Pour moi la solution passe par la rotation des rôles, la
participation, l’implication des citoyens. La méthode que nous
devons employer est d’abord de retrouver les citoyens, et de bâtir
leur conscience et leur expérience européennes. Nous devons
apprendre en marchant, en allant de l’avant. Dire cela ne
sous-entend pas que notre âme est perdue. La transformation
du capitalisme reste un impératif, mais il faut changer les idées
et les méthodes.
Dominique Bertinotti :
Après ces trois interventions, vous pouvez constater que la
liberté de parole et de ton n’est pas seulement une déclaration
de principes à Nouvelle Voix, même si certaines vérités peuvent
être dures à entendre. C’est effectivement dur d’entendre
parler de « rétrosocialisme », mais un vrai bilan de
nos difficultés est nécessaire, car nous voulons reprendre le
chemin d’une analyse réelle de la société, apporter de
nouvelles pistes. Je donne maintenant la parole à Stéphane Boujnah,
Jean-Pierre Mignard, et Laurent Bouvet, qui réagiront à ce
qu’ils ont entendu.
Stéphane Boujnah, Cofondateur du think tank
« En Temps Réel »
Auteur de «L’inoxydable
modèle suédois : du modèle de société au modèle de
gouvernement».
Avant de commencer je tiens à préciser que je m’exprime à
titre personnel, et à titre de membre du Parti Socialiste. Ce débat
sur l’avenir de la gauche entre réalisme et radicalisme est
original en Europe. Les grands partis sociaux-démocrates
ont depuis longtemps tranché cette question et ont reporté à leur
marge le radicalisme.
Le sujet que l’on doit traiter est le suivant :
sombrons-nous dans le chiraquisme de gauche, c’est-à-dire dans la
promesse sans réalisation ? Dans le même temps on doit
respecter la tentation du sanctuaire idéologique lorsqu’il y a
10% de chômeurs, et des exclus de plus en plus nombreux. La
nostalgie du bon vieux temps, de la fin des années 70 - début des
années 80, d’un monde idéal est le reflet d’une réalité qui
est celle d’une population qui prend de l’âge.
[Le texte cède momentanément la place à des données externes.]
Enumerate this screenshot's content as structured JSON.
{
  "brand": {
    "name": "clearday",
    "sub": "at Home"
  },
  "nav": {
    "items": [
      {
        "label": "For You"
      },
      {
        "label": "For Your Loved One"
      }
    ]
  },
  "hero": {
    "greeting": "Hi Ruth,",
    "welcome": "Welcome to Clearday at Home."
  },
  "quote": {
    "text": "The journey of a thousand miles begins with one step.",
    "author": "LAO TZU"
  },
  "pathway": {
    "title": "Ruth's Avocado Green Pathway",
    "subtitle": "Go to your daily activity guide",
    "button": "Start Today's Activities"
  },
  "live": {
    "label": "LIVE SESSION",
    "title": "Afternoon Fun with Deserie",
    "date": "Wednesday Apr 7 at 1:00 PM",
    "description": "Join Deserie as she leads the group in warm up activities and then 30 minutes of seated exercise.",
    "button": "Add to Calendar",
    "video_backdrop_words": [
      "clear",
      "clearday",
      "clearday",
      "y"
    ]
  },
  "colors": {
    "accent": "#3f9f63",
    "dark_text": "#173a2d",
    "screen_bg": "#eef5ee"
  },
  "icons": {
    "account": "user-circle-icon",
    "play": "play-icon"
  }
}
Il s’agit de casser une imposture intellectuelle, il faut éviter
de faire la course avec l’extrême gauche. Le discours que l’on
nous tient sur une nécessaire union de la gauche, comme celle réalisée
dans les années 70, ne tient pas compte des conditions de sa réalisation:
1) François Mitterrand avait une idée assez précise avant
d’aller parler au camp d’en face.
2) Le camp d’en face avait une expérience de la gestion, avec
des élus locaux.
3) « L’output » était un programme sur lequel
chacun s’exprimait.
Aujourd'hui cela n’a rien à voir. Le débat se situe
entre une gauche qui promet et une gauche qui veut réaliser, entre
une gauche théorique et une gauche concrète, entre une gauche du
projet et une du rejet.
Nous devons affirmer que le modèle français a été fait par
des sociaux-démocrates, qui ont bâti un compromis. Nous ne pouvons
sombrer dans le discours gauchiste.
Je citerai trois points d’application fondamentaux :
1) l’état de faillite virtuelle des comptes
publics : avec une dette de 1000 milliards euros, comment
peut-on construire une force d’intervention publique ?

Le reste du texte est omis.